Le succès inattendu d’un majordome…

Butler - Affiche Fr

Vous êtes nombreux à me demander où diable peut-on voir Lee Daniel’s The Butler en français au Québec. Réponse ? Nulle part. La question m’est posée d’autant plus souvent que le drame biographique de Lee Daniels (The Paperboy) caracole en tête du box-office nord-américain depuis deux semaines. À vrai dire, peu de gens dans l’industrie avaient prévu un aussi grand succès.

Nous en avons parlé à quelques reprises depuis quelques mois : les grands studios y pensent désormais à deux fois avant d’investir dans un doublage spécifiquement destiné au public québécois. Ce fut le cas avec Lincoln (Steven Spielberg). Ce fut aussi le cas avec 42, le drame biographique consacré au légendaire Jackie Robinson. D’évidence, le studio Warner ignorait que le premier joueur de baseball noir à joindre les rangs de la Ligue majeure de baseball était une icône à Montréal…
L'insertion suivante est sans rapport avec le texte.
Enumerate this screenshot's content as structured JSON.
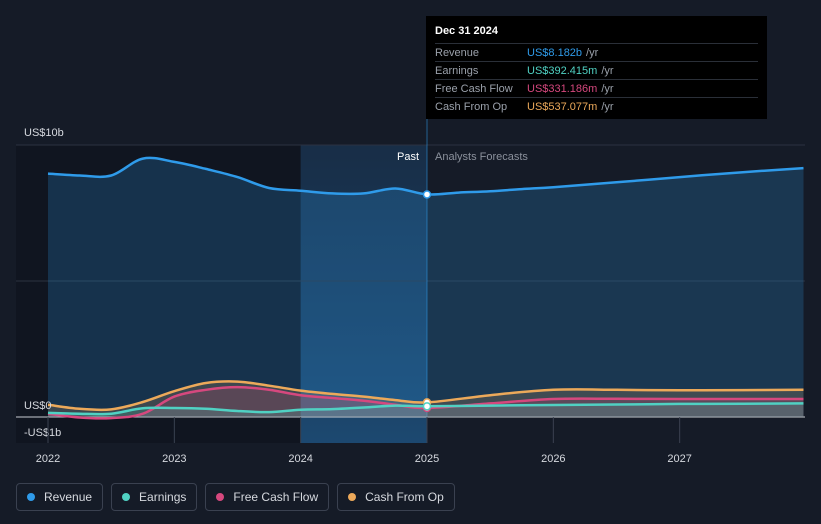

Lee Daniel’s The Butler n’est pas distribué par un «grand studio» à proprement parler, mais c’est tout comme. Aux États-Unis, le long métrage fait partie du catalogue de The Weinstein Company. Dont les films sont relayés chez nous par Films Séville. Dans ce cas-ci, la décision de ne pas procéder à un doublage «local» est revenue au distributeur québécois. Qui se retrouve aujourd’hui un peu dépassé par un succès que personne n’aurait pu prévoir deux mois avant la sortie, moment où ce genre de décision est prise.

Tant dans l’esprit des grands studios que dans celui des distributeurs locaux, les films américains qu’on pense a priori destinés à un public afro-américain sont peu viables au Québec sur le plan commercial. C’est aussi simple que ça. Tyler Perry est pratiquement un pur inconnu chez nous. À cela s’ajoute la morosité générale d’un box-office à la baisse sur le plan des entrées.

Face au succès inattendu du Majordome, le distributeur contemplerait maintenant l’idée de favoriser l’accès du film en version française (doublage réalisé en France – le film sort le 11 septembre là-bas) en salle ou sur «d’autres plate-formes». Rien n’est encore toutefois confirmé à cet égard.

Du côté de chez Weinstein, on souhaite maintenant capitaliser sur ce succès pour bien se positionner dans la prochaine course aux Oscars. On ne cache pas rêver d’un parcours à la The Help. Le film de Tate Taylor, qui avait fait l’objet d’un doublage québécois (La couleur des sentiments), a valu à Octavia Spencer l’Oscar de la meilleure actrice de soutien.

Quelques liens :

La critique de Sonia Sarfati.

Une question de respect et de dignité.

Une guerre de titres pour The Butler. Absurde.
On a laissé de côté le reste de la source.